If you or a loved one are currently suffering from dementia, you have more than likely become familiar with various terms. A common term is delirium, as many dementia patients suffer from periods of confusion. As dementia progresses, behaviors can be unpredictable. How do you know if your loved one is in a state of delirium, or they are simply displaying symptoms of dementia?
What Is the Difference Between Dementia and Delirium?
First, let’s define delirium so that you have a better understanding of what it actually is. Delirium is a condition which results in severe confusion and issues regarding one’s behavior and ability to think. Since individuals who are living with dementia are especially at-risk, it’s important to recognize possible signs and symptoms.
Unfortunately, professional healthcare providers sometimes struggle to recognize the difference, as many symptoms of delirium overlap with dementia. For instance, those who become confused in the evening may be seen as someone who’s suffering from sundowning.
The best way to identify the difference between the symptoms of delirium and dementia is based on the onset of these symptoms. When it comes to dementia, changes occur much more slowly. Issues regarding thinking, behavior, and memory tend to unravel over the course of several months.
Delirium, on the other hand, occurs very abruptly. In some cases, symptoms can appear in a matter of hours. If you notice that sudden changes are surfacing over the course of days or weeks, it’s important to investigate further. The one key hallmark to be aware of is inattention.

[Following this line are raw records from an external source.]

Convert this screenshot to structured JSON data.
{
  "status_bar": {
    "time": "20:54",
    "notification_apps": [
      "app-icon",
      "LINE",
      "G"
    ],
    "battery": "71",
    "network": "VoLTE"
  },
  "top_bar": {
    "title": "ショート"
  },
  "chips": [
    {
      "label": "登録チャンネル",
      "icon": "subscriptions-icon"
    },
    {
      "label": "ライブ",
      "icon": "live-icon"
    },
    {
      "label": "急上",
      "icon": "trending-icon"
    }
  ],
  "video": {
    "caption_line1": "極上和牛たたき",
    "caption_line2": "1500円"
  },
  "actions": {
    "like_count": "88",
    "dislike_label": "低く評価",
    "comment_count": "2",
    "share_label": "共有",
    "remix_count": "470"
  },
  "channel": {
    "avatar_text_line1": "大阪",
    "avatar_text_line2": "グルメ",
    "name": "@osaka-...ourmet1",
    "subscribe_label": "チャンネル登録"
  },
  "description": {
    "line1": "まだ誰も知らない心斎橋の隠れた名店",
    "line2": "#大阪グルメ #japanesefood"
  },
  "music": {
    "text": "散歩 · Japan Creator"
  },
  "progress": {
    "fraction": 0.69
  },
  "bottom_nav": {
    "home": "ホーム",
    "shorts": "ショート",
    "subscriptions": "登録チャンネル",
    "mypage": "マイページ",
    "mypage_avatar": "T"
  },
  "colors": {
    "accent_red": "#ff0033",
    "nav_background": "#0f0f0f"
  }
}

If you notice rapid changes and your loved one cannot focus on a singular idea, delirium may be to blame.
When diagnosing dementia, delirium must first be ruled out as the core cause of symptoms. Since dementia patients are at an increased risk of delirium, it’s often the case that individuals are suffering from both. In these cases, delirium is generally treatable so it’s important to obtain an accurate diagnosis.

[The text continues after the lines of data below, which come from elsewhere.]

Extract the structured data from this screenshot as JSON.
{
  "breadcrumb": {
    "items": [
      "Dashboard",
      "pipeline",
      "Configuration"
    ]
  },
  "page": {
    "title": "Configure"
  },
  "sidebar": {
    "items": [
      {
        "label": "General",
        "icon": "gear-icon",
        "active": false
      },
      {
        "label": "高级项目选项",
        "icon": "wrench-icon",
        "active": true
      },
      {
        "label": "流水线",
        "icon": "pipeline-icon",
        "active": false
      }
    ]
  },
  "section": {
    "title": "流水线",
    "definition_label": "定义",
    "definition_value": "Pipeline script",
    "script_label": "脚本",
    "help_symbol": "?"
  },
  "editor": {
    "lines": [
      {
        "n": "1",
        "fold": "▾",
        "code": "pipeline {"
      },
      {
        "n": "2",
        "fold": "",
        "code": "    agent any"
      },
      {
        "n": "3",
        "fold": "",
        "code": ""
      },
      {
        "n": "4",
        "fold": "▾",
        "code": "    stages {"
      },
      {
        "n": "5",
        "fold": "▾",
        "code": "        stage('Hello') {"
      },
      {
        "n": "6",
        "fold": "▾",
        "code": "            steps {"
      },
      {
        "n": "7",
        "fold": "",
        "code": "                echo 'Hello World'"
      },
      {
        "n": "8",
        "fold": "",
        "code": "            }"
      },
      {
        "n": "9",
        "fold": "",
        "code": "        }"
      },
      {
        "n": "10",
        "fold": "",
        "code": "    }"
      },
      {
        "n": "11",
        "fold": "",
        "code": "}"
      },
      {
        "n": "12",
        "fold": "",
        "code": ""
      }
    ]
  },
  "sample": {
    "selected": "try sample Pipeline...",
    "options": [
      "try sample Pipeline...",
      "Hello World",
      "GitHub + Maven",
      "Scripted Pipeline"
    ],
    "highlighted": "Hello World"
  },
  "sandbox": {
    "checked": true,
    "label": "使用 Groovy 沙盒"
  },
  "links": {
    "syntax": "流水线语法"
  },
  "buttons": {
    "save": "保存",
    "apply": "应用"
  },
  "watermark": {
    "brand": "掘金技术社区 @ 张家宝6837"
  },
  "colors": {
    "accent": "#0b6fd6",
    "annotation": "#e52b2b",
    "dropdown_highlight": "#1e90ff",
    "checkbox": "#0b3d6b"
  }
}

Can I Prevent Delirium? What Causes It?
Coping with symptoms of dementia is overwhelming enough, so it’s important to do everything in your power to avoid further complications. There are certain factors that increase one’s risk of delirium and unfortunately, dementia is one of them. Medication, various acute illnesses, age, a brain injury, and malnutrition are all possible causes.

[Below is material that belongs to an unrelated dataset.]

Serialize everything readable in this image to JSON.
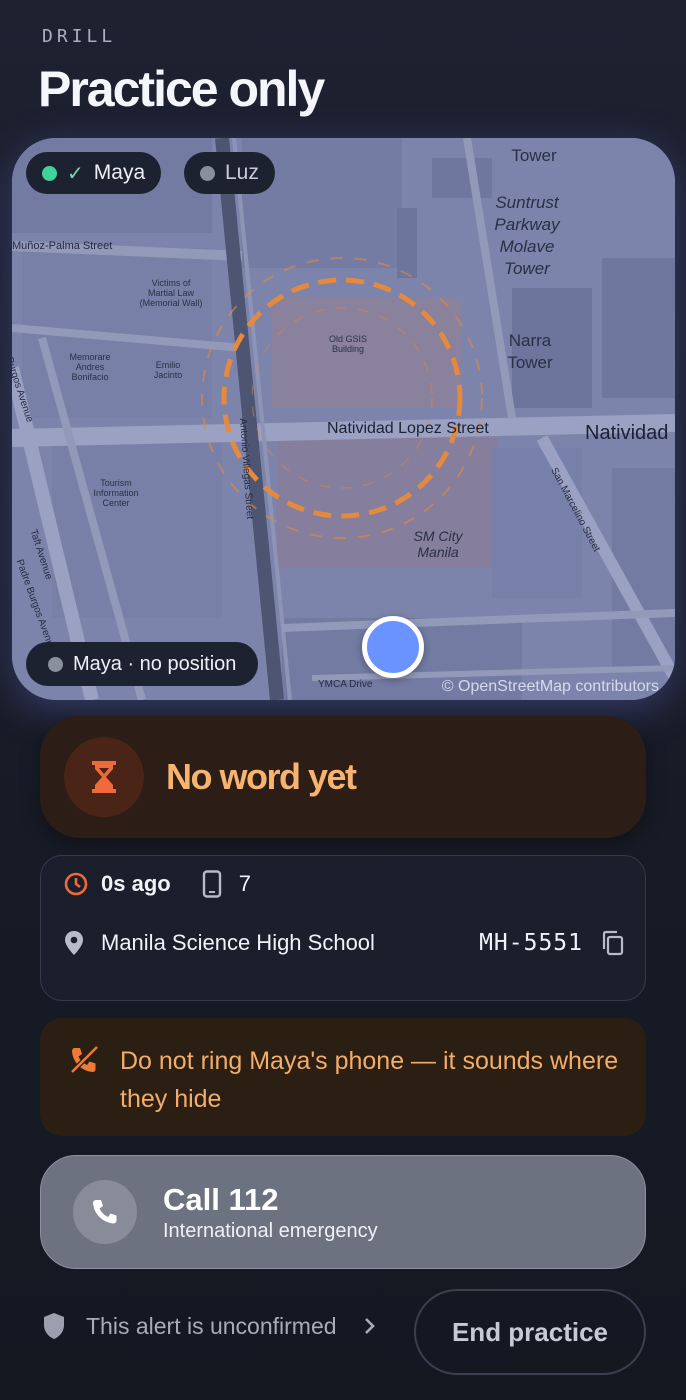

This is why it’s imperative to continue eating well, exercising, drinking plenty of water, and eliminating substances such as alcohol or nicotine. In turn, you will help prevent delirium from developing. Ask your loved one’s doctor for a medical review every so often, ensuring that doses and medications are up-to-date in terms of their needs. Also, avoid using medications such as sleeping pills or muscle relaxants.